Dia ke kamar mandi bukan karena ingin buang air kecil ataupun besar. Dia hanya ingin menghubungi kakak iparnya supaya David memberitahu Thalia agar tidak membuat istrinya sedih seperti ini. jujur dia tidak suka dengan apa yang dikatakan Thalia pada istrinya. Dia ingin adik iparnya itu mendapat balasan karena telah membuat istrinya sedih.
Fahri masuk kedalam kamar mandi secara hati-hati sambil melihat kearah Lita yang duduk di sofa agak jauh darinya.
Ia menutup pintu kamar mandi tersebut dan segera mengambil Hp miliknya yang ada di saku celananya saat ini.
Ia menekan nomor David, tidak perlu menunggu lebih lama. Panggilan itu langsung tersambung seketika.
“Ada apa kau meneleponku?” terdengar nada tidak suka dari David terhadapnya.

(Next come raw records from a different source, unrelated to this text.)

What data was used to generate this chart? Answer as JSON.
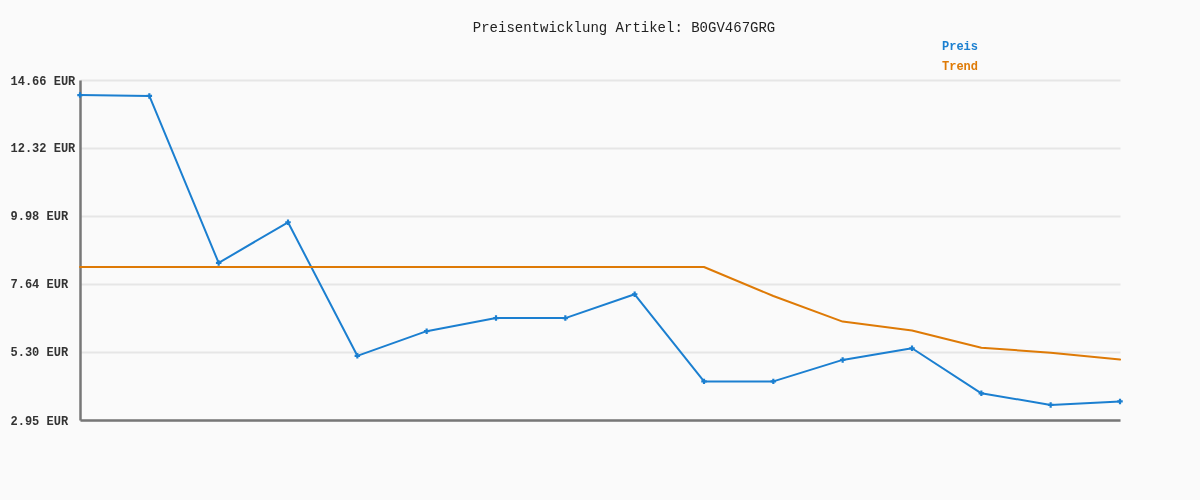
{
  "chart_data": {
    "type": "line",
    "title": "Preisentwicklung Artikel: B0GV467GRG",
    "categories": [
      null,
      null,
      null,
      null,
      null,
      null,
      null,
      null,
      null,
      null,
      null,
      null,
      null,
      null,
      null,
      null
    ],
    "series": [
      {
        "name": "Preis",
        "color": "#1b7fd0",
        "marker": "cross",
        "values": [
          14.14,
          14.11,
          8.36,
          9.76,
          5.16,
          6.01,
          6.46,
          6.46,
          7.28,
          4.28,
          4.28,
          5.02,
          5.42,
          3.87,
          3.47,
          3.59
        ]
      },
      {
        "name": "Trend",
        "color": "#de7a06",
        "values": [
          8.22,
          8.22,
          8.22,
          8.22,
          8.22,
          8.22,
          8.22,
          8.22,
          8.22,
          8.22,
          7.22,
          6.34,
          6.03,
          5.44,
          5.27,
          5.03
        ]
      }
    ],
    "ylim": [
      2.95,
      14.66
    ],
    "yticks": [
      {
        "value": 2.95,
        "label": "2.95 EUR"
      },
      {
        "value": 5.3,
        "label": "5.30 EUR"
      },
      {
        "value": 7.64,
        "label": "7.64 EUR"
      },
      {
        "value": 9.98,
        "label": "9.98 EUR"
      },
      {
        "value": 12.32,
        "label": "12.32 EUR"
      },
      {
        "value": 14.66,
        "label": "14.66 EUR"
      }
    ],
    "grid": "y",
    "legend": "top right",
    "tick_labels": "y"
  }
}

“Aku ingin mengatakan sesuatu, tidak perlu diriku untuk basa-basi. Aku hanya minta tolong kau ceramahi adikmu Tahlia, bisa-bisanya dia marah-marah dengan istriku dan menuduh dirinya menyembunyikan Rey. Bukan itu saja dia mengatakan kata-kata tidak enak pada istriku. Aku tidak terima dengan itu meskipun dia adik Lita juga” jelas fahri, mengungkapkan ketidakterimaan dirinya karena istrinya telah di marahi oleh Thalia tanpa sebab yang jelas.

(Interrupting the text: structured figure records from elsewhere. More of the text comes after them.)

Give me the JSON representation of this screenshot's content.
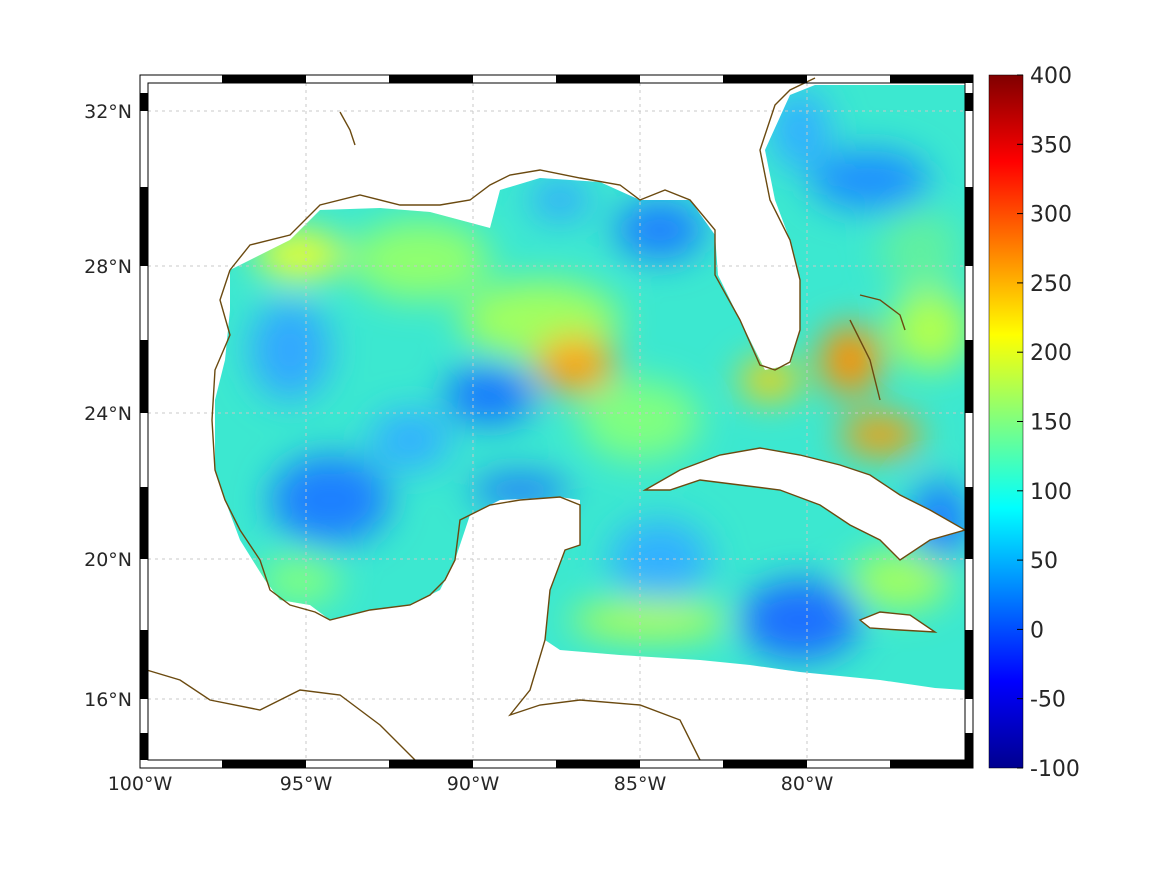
{
  "map": {
    "x_ticks": [
      "100°W",
      "95°W",
      "90°W",
      "85°W",
      "80°W"
    ],
    "y_ticks": [
      "32°N",
      "28°N",
      "24°N",
      "20°N",
      "16°N"
    ],
    "colorbar": {
      "ticks": [
        "400",
        "350",
        "300",
        "250",
        "200",
        "150",
        "100",
        "50",
        "0",
        "-50",
        "-100"
      ],
      "range": [
        -100,
        400
      ],
      "colormap": "jet"
    },
    "colors": {
      "coast": "#6b4a10",
      "grid": "#c8c8c8"
    }
  }
}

“kau bicara apa? Kenapa Thalia bisa marah dengan Lita.”
“Entahlah aku tidak tahu, kamu sebagai kakak tertua darinya tolong beritahu dia. Bagaimanapun Lita kakaknya, tidak pantas dia mengatakan hal seperti itu pada istriku” ucap Fahri.

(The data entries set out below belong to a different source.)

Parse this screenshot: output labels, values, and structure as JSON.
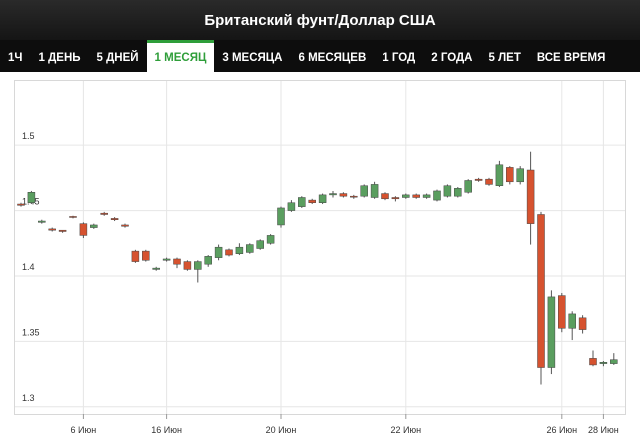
{
  "header": {
    "title": "Британский фунт/Доллар США"
  },
  "tabs": {
    "items": [
      "1Ч",
      "1 ДЕНЬ",
      "5 ДНЕЙ",
      "1 МЕСЯЦ",
      "3 МЕСЯЦА",
      "6 МЕСЯЦЕВ",
      "1 ГОД",
      "2 ГОДА",
      "5 ЛЕТ",
      "ВСЕ ВРЕМЯ"
    ],
    "active": 3
  },
  "chart_data": {
    "type": "candlestick",
    "categories": [
      null,
      null,
      null,
      null,
      null,
      null,
      "6 Июн",
      null,
      null,
      null,
      null,
      null,
      null,
      null,
      "16 Июн",
      null,
      null,
      null,
      null,
      null,
      null,
      null,
      null,
      null,
      null,
      "20 Июн",
      null,
      null,
      null,
      null,
      null,
      null,
      null,
      null,
      null,
      null,
      null,
      "22 Июн",
      null,
      null,
      null,
      null,
      null,
      null,
      null,
      null,
      null,
      null,
      null,
      null,
      null,
      null,
      "26 Июн",
      null,
      null,
      null,
      "28 Июн",
      null
    ],
    "open": [
      1.455,
      1.456,
      1.441,
      1.436,
      1.435,
      1.4455,
      1.44,
      1.437,
      1.448,
      1.444,
      1.439,
      1.419,
      1.419,
      1.405,
      1.412,
      1.413,
      1.411,
      1.405,
      1.409,
      1.414,
      1.42,
      1.417,
      1.418,
      1.421,
      1.425,
      1.439,
      1.45,
      1.453,
      1.458,
      1.456,
      1.462,
      1.463,
      1.461,
      1.461,
      1.46,
      1.463,
      1.46,
      1.46,
      1.462,
      1.46,
      1.458,
      1.461,
      1.461,
      1.464,
      1.474,
      1.474,
      1.469,
      1.483,
      1.472,
      1.481,
      1.447,
      1.33,
      1.385,
      1.36,
      1.368,
      1.337,
      1.333,
      1.333
    ],
    "high": [
      1.456,
      1.465,
      1.443,
      1.437,
      1.435,
      1.446,
      1.441,
      1.44,
      1.449,
      1.445,
      1.44,
      1.42,
      1.42,
      1.407,
      1.414,
      1.414,
      1.412,
      1.412,
      1.416,
      1.424,
      1.421,
      1.425,
      1.425,
      1.428,
      1.432,
      1.453,
      1.458,
      1.461,
      1.459,
      1.463,
      1.465,
      1.464,
      1.462,
      1.47,
      1.472,
      1.464,
      1.461,
      1.463,
      1.463,
      1.463,
      1.466,
      1.47,
      1.468,
      1.474,
      1.475,
      1.475,
      1.488,
      1.484,
      1.484,
      1.495,
      1.449,
      1.389,
      1.387,
      1.373,
      1.37,
      1.343,
      1.335,
      1.341
    ],
    "low": [
      1.453,
      1.455,
      1.44,
      1.434,
      1.433,
      1.444,
      1.429,
      1.436,
      1.446,
      1.442,
      1.437,
      1.41,
      1.411,
      1.404,
      1.411,
      1.406,
      1.404,
      1.395,
      1.407,
      1.412,
      1.415,
      1.416,
      1.417,
      1.42,
      1.424,
      1.437,
      1.449,
      1.452,
      1.455,
      1.455,
      1.46,
      1.46,
      1.459,
      1.46,
      1.459,
      1.458,
      1.457,
      1.459,
      1.459,
      1.459,
      1.457,
      1.46,
      1.46,
      1.463,
      1.472,
      1.469,
      1.468,
      1.47,
      1.47,
      1.424,
      1.317,
      1.325,
      1.357,
      1.351,
      1.356,
      1.331,
      1.331,
      1.332
    ],
    "close": [
      1.454,
      1.464,
      1.442,
      1.435,
      1.434,
      1.445,
      1.431,
      1.439,
      1.447,
      1.443,
      1.438,
      1.411,
      1.412,
      1.406,
      1.413,
      1.409,
      1.405,
      1.411,
      1.415,
      1.422,
      1.416,
      1.422,
      1.424,
      1.427,
      1.431,
      1.452,
      1.456,
      1.46,
      1.456,
      1.462,
      1.463,
      1.461,
      1.4605,
      1.469,
      1.47,
      1.459,
      1.459,
      1.462,
      1.46,
      1.462,
      1.465,
      1.469,
      1.467,
      1.473,
      1.473,
      1.47,
      1.485,
      1.472,
      1.482,
      1.44,
      1.33,
      1.384,
      1.36,
      1.371,
      1.359,
      1.332,
      1.334,
      1.336
    ],
    "up_color": "#5a9e5f",
    "down_color": "#d6522f",
    "ylim": [
      1.296,
      1.546
    ],
    "yticks": [
      1.3,
      1.35,
      1.4,
      1.45,
      1.5
    ],
    "grid": true
  }
}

“Anak itu, dia sudah gila atau apa. Kemarin juga memaki Naya sekarang Lita” gumam David dari seberang sana dan itu bisa didengar oleh Fahri.
“Kalau begitu sudah dulu kak, hanya itu yang ingin ku katakan. Maaf mengganggu liburanmu. Dan tolong lain kali ramah sedikit denganku, aku bukan Fahri yang dulu” tukas Fajri dan langsung mematikan panggilannya. Bukannya dia tidak sopan dengan kakak iparnya tapi agar kakak iparnya itu berpikir kalau perbuatannya telah salah padanya.
Fahri langsung kembali memasukkan Hp miliknya kedalam saku celana dan dia keluar dari kamar mandi menemui istrinya yang sudah menunggu dirinya.